Irish Rail workers who are set to bring services to a standstill on Wednesday will end up with an average wage of almost €61,000 if they get the pay rise they are demanding.

The average salary for the workforce of 3,800 staff now stands at €54,647, according to figures supplied by the commercial semi-state company.

If they get the pay rise they want, worth 3.75pc a year for three years, this means their average salary will increase by €6,148 to €60,795.

Drivers, whose pay starts at €43,716 and rises to €55,238 in increments after 10 years, would see their pay rise to more than €61,000, while mid-ranking executives and station managers' wages would reach more than €70,000. The increases sought by employees in all grades would cost just under €43m. Irish Rail claims this would bring it to the brink of insolvency.

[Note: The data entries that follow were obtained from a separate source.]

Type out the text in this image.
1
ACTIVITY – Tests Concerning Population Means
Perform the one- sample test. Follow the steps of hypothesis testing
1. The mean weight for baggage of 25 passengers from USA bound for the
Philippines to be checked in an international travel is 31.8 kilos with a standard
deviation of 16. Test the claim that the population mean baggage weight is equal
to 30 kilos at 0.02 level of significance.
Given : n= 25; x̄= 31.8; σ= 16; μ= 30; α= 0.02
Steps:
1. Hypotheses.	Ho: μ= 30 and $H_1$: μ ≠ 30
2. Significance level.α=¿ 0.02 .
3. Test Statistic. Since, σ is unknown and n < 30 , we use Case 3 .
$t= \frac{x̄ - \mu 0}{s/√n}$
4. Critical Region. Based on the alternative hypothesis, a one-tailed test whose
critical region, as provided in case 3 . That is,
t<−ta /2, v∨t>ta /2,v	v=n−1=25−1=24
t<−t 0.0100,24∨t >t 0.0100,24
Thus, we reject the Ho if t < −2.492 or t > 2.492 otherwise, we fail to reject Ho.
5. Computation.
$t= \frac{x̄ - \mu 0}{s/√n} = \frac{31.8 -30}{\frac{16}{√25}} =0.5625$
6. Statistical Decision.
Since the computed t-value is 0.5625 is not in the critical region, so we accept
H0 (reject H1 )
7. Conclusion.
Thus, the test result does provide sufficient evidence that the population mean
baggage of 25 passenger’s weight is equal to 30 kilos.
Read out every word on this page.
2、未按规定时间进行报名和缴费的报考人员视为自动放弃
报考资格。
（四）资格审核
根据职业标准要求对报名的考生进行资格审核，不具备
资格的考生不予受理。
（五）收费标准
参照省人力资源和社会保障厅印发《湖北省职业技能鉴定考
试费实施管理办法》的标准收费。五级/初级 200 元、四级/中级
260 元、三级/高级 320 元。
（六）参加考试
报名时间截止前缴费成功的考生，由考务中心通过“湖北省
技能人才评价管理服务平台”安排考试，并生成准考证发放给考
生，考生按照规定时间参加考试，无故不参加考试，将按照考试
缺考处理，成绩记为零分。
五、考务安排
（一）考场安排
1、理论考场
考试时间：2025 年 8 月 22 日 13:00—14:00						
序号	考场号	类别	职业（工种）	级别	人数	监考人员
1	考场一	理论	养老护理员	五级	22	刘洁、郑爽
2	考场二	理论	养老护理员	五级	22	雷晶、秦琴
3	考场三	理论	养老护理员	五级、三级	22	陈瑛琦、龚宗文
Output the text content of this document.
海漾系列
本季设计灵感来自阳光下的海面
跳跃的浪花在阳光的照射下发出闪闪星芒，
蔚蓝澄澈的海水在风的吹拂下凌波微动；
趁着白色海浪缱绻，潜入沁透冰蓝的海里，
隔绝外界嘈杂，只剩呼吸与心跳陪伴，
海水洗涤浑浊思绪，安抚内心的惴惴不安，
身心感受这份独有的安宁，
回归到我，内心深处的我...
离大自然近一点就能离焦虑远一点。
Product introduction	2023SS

Up to 155,000 passengers a day will be hit when services grind to a halt on Wednesday, including 70,000 Dart passengers, 45,000 on Commuter services and 40,000 on InterCity routes.

Workers want the same pay rise that was given to Luas and Dublin Bus drivers following weeks of crippling strikes.

One of the strike dates is the day of the World Cup play-off game against Denmark. Photo: Stephen McCarthy/Sportsfile
One of the strike dates is the day of the World Cup play-off game against Denmark. Photo: Stephen McCarthy/Sportsfile

Talks on the pay claim broke down at the Workplace Relations Commission earlier this month when the company refused to budge from an offer of 1.75pc a year. However, union sources claimed that a 2.5pc pay hike was on the table but was pulled at the 11th hour.

The company said it only tabled a 1.75pc offer with strings attached, which included the redeployment of "surplus" staff.

It is understood unions would accept a separate 1.15pc pay rise recommended by the Labour Court to reward drivers for past productivity could be included in a settlement.

Irish Rail has warned that it is in a precarious financial position and insolvency is looming if it makes further losses.

Dermot O'Leary, general secretary of the National Bus and Rail Union, said: "It doesn't take a mathematical genius to calculate that a percentile increase to any accumulative figure will increase the average which previously applied.

"However, if there is a genuine concern among the senior management team at Irish Rail that the average will increase, then it is very much within their gift to, at least in part, reduce the impact of increasing the average by volunteering to step away from receiving any benefit from any resultant pay increase achieved by the trade unions."

A Rail Review by the National Transport Authority and Irish Rail last year said it was underfunded by more than €100m a year.

It sets out options to address this, including line closures, which are being considered by the Government and National Transport Authority (NTA).

However, a spokesperson for Irish Rail said the funding was required to keep infrastructure and services at a "steady state" level, and was not being sought to resolve industrial relations issues.

Last week, Irish Rail's chairperson designate Frank Allen said he was confident the Department of Transport understood the need for the extra funding, but he was waiting for confirmation.

Unions claim their members are being asked to subsidise the company by being denied the pay rise since the NTA has accepted it is under resourced.

Irish Rail workers start five days of strike action on Wednesday. The strike dates are November 1, 7, 14, 23 and December 8.